The smell is too clean, is what I'm getting at. Smells like linen. I don't know about you, but when I enter a place for the purpose of just knocking one out, I don't want to feel like I'm waltzing into a Hilton hotel with a concierge who wants to ask how my day is going. Sir, my day is not going well, hence the necessity to get something my wife can't give me since the accident; a solid punch to the gems while I wear a cosplay of 2B from Nier: Automata and she does her best Darius Rucker impression, meanwhile with the other hand using a bubble wand to fill the atmosphere with the familiar twinkling of soap bubbles with just a hint of lemon juice that can spurt and get you in the eye and make you cry just a bit, and then finish the deed with a quadruple-reverse cowgirl upside down in one of those things designed to stretch out your spine.

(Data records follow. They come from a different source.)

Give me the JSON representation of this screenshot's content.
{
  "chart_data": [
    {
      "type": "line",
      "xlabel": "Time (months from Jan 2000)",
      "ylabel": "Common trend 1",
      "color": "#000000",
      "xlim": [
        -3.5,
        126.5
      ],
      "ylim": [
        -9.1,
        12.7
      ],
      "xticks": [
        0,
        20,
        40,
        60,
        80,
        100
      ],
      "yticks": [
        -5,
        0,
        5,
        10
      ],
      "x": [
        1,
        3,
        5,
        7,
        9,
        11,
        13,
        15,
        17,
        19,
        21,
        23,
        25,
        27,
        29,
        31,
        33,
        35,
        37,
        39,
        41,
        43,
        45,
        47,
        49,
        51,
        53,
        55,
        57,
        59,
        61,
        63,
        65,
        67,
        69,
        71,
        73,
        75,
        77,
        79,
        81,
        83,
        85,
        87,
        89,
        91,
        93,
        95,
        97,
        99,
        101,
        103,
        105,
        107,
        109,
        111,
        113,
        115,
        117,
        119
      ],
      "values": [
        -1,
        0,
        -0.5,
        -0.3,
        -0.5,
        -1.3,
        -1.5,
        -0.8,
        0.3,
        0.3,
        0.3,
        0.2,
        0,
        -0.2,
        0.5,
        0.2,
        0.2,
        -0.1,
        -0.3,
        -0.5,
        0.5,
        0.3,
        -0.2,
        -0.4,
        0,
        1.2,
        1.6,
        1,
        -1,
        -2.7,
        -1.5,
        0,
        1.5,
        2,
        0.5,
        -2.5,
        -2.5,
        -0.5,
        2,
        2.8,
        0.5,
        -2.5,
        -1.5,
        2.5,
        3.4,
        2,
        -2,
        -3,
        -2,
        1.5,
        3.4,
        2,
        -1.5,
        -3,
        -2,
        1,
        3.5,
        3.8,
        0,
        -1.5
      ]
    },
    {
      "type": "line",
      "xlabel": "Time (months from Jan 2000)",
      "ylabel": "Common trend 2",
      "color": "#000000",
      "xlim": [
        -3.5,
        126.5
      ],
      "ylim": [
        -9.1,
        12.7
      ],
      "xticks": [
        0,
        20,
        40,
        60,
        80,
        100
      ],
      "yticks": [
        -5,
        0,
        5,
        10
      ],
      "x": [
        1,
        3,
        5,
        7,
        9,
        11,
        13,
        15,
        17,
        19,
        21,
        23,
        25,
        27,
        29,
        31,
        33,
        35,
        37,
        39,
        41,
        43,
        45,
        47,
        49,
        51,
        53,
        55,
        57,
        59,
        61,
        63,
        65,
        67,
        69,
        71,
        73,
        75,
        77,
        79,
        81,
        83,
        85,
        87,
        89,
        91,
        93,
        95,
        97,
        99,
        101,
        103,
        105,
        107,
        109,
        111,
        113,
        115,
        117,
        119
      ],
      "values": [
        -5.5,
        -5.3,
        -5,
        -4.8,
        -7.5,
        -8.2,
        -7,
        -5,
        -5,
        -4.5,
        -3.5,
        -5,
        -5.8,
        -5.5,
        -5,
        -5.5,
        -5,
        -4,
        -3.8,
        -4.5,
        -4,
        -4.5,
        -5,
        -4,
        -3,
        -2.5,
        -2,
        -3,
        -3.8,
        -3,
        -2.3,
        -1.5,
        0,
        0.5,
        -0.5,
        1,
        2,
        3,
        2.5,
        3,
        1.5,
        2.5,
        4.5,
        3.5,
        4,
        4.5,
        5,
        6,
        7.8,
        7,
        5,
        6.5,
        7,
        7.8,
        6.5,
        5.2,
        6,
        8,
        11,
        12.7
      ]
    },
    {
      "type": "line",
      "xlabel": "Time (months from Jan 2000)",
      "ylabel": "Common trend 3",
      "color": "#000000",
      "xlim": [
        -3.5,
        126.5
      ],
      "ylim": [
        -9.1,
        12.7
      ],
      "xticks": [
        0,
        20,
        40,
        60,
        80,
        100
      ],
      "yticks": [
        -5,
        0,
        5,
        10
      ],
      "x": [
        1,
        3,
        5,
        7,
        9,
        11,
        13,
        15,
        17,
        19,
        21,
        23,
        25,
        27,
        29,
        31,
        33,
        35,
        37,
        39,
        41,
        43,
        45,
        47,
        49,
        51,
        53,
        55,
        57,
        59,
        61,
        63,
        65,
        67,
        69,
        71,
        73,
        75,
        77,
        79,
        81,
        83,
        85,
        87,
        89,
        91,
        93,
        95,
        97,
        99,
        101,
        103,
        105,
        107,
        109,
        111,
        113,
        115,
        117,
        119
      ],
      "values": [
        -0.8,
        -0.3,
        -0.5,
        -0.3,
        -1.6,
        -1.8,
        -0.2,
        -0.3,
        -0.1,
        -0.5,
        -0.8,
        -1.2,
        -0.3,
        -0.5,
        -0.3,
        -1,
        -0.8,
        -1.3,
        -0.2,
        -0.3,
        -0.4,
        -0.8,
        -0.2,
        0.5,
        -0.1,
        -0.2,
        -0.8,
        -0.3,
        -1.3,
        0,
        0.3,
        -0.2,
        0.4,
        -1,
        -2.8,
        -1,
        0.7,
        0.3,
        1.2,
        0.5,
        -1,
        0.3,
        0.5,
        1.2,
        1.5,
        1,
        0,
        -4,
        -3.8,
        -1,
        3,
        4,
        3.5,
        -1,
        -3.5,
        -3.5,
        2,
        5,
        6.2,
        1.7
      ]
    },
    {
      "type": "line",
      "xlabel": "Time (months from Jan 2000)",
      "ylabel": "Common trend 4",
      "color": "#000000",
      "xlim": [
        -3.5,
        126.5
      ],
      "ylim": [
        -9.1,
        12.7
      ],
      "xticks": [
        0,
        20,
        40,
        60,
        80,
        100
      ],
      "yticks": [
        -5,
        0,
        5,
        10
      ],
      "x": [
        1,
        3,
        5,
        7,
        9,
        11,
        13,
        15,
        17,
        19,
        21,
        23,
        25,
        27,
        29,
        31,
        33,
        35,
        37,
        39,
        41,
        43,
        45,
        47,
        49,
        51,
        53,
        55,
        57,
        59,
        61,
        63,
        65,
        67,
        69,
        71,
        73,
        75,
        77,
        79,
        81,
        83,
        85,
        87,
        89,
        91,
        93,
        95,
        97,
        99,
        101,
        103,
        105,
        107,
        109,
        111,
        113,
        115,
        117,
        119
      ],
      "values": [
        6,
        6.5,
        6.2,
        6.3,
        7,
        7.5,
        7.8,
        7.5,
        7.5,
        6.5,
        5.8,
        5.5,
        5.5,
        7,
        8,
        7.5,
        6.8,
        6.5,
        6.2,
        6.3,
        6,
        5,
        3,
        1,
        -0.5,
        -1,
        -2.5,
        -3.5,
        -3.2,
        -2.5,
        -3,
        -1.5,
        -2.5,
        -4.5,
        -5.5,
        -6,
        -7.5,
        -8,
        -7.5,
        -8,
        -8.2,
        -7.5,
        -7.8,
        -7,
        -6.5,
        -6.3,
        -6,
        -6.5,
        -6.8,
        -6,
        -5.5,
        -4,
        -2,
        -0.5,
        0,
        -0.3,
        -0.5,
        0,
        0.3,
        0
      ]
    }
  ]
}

I tell ya, they don't make those things like they used to. The last time I was in Albuquerque, New Mexico, I decided to get wild with this woman built like Honey Boo-boo's mom, three tamales, an antique sheep-colon condom that I bought at auction, and the orange VHS copy of the movie Good Burger, and we made it three minutes on that inversion board before the whole thing snapped in two like that twin bed with Cole. The entire American production sector should be ashamed at itself for this "turn and burn" mentality of creating things that just don't work so that you'll have to buy another. Well, I'm 43, and I think I've bought scores of them damn inversion boards and I just can't find a brand that works.

If anyone has found a board capable of sustaining 500+ pounds (not including inertia), me and mine would be very grateful as to the brand so that I may purchase several, before the damn Globalists plot their inflation again and make it cost 3x my daily wage of being an Uber driver for meth dealers. It's good money, the tips are fantastic, and the meth is great, but I just can't justify spending that much on something, so that's the key here, is to always buy in bulk, and invest for the future.

Anyways gotta go feed the dogs. They haven't eaten in a couple days because every time they get close to the food dish I put on a T-Rex costume and run at them while screaming "I WAS THE ONE WHO LET THE DOGS OUT" as a part of a conditioning technique from that Cesar Millan taught me in person in Topeka. It's supposed to assert dominance or some shit, but all I seem to get for a reaction is a raging erection that cannot be tamed.

Vicious cycle, I tell ya.

Blood is a myth, Macklemore's dad owns Goodwill, The White Stripes music is recruitment for vegan coffee bars, Ryan Renolds has a ding dong shaped like a question mark.

This comment brought to you by Nord VPN.
preach on funk soul brother!!!
 

MrS

Banned
He's posting things on the internet for other people to read, which is exactly what me and you are doing right now.

What's wrong with that?
I do mine in good faith and don't cock tease anybody for clicks and attention.